As everyone noted, my handwriting (and memory!) was more than a little off. Luckily, Google spell-corrects "the disappearing Cape Breton violinist" to "The Vanishing Cape Breton Fiddler." When you think of it, that's more than a mere spell correction, it's actually fixing a major memory bug!
It's not hard to find excerpts of the full film, but finding the entire documentary is difficult. Like many of you, I found where it was made (Canada) and who produced it (Canadian Broadcasting Corporation, CBC).
And, as AlmadenMike notes:
The only clue I found that Arthur did not include in his excellent response was from a comment by Ron MacInnis himself to the YouTube Part1 video that included: "CBC owns the contract [for the documentary] but kindly gave rights to the Celtic Music Interpretive Center in Cape Breton.

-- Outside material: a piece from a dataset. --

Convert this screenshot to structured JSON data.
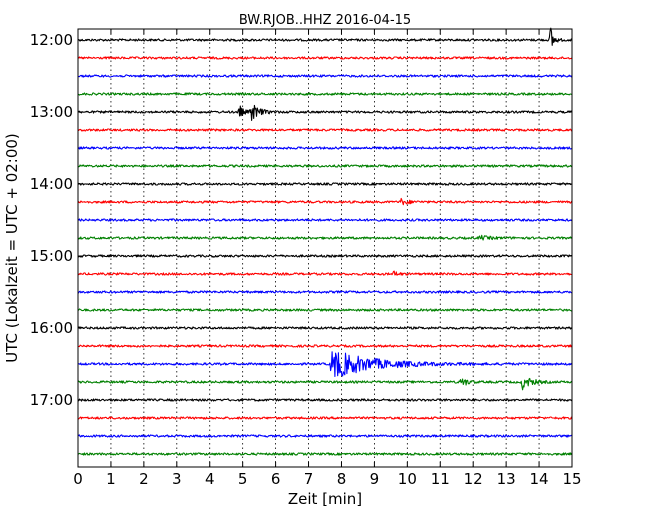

Here's a link to the CMIC archives
But while it has online a (partial) list of the books, magazines and publications that the archives contains, there is apparently no similar list for its audio/video collections. And there certainly does not appear to be any free viewing of the MacInnis' documentary via the CMIC site.
And that, my friends, is about as close as we've come to finding it.
I checked all of the usual places (JustWatch.com, YouTube, Vimeo, Hulu, etc.) but wasn't able to find a video of the entire thing. I found pieces of the whole, but not the film in its entirety. (A nine-minute part. A seven-minute part. A playlist with six different videos.)
By searching for Ron MacInnis, I was able to find lots of detail about him and a bit about the film. His LinkedIn profile led me to VanishingFiddler.com, which is long gone. (Here's a link to the Internet Archive capture.) On that archived page he writes:
"..in 1972, sorry to see the passing of traditional Scottish music in my native Cape Breton in Canada, I wrote and narrated a CBC network television program that lamented my sadness at its passing."
So we know it exists.
The page promises a downloadable version, but it doesn't seem to have happened (or it's gone away).
I also found a sequel video, The Return of the Vanishing Cape Breton Fiddler... or at least several references to it. Here's a video by Ron MacInnis talking about the project, and here's a reference to a showing of the video (in 2017). But I've been unable to find the video itself--even though I know it exists. (So, naturally, I wrote to MacInnis--if I get a reply, I'll let you know.)
This Challenge was a mix of easy (Metropolis) and very difficult (Cape Breton Fiddler). A few lessons:
1. Sometimes you can find the entire video, but it might not be obviously labeled as such. That was the case with the videos of Garlic--the full-length version IS available, you just have to pay attention.
2. Videos vary in quality.. often quite a bit. We could find versions of Metropolis, but they come in different levels of fidelity and different kinds of edits. Be aware that you might not quickly find the canonical version.
3. Clues for searching can come from anywhere, including YouTube video comments! As Arthur noted, clues for additional places to search can come in many forms. (As always, use hints and clue with caution. Listen, but verify.)
4. Sometimes a content aggregator is your best bet. We found the JustWatch.com site to be a useful aggregator of information about videos that come in many forms scattered over many places. Google Video search is good, but JustWatch adds value to the video search results by pointing to media outlets that aren't scanned by Google. They also collect a lot of metadata about the film that's incredibly useful.
5. Sometimes you can only find fragments... That's the case with the Vanishing Cape Breton Fiddler--we found bits, but not the whole. This search will go onto my queue as "something to watch for" over the next few years. I hope to find something!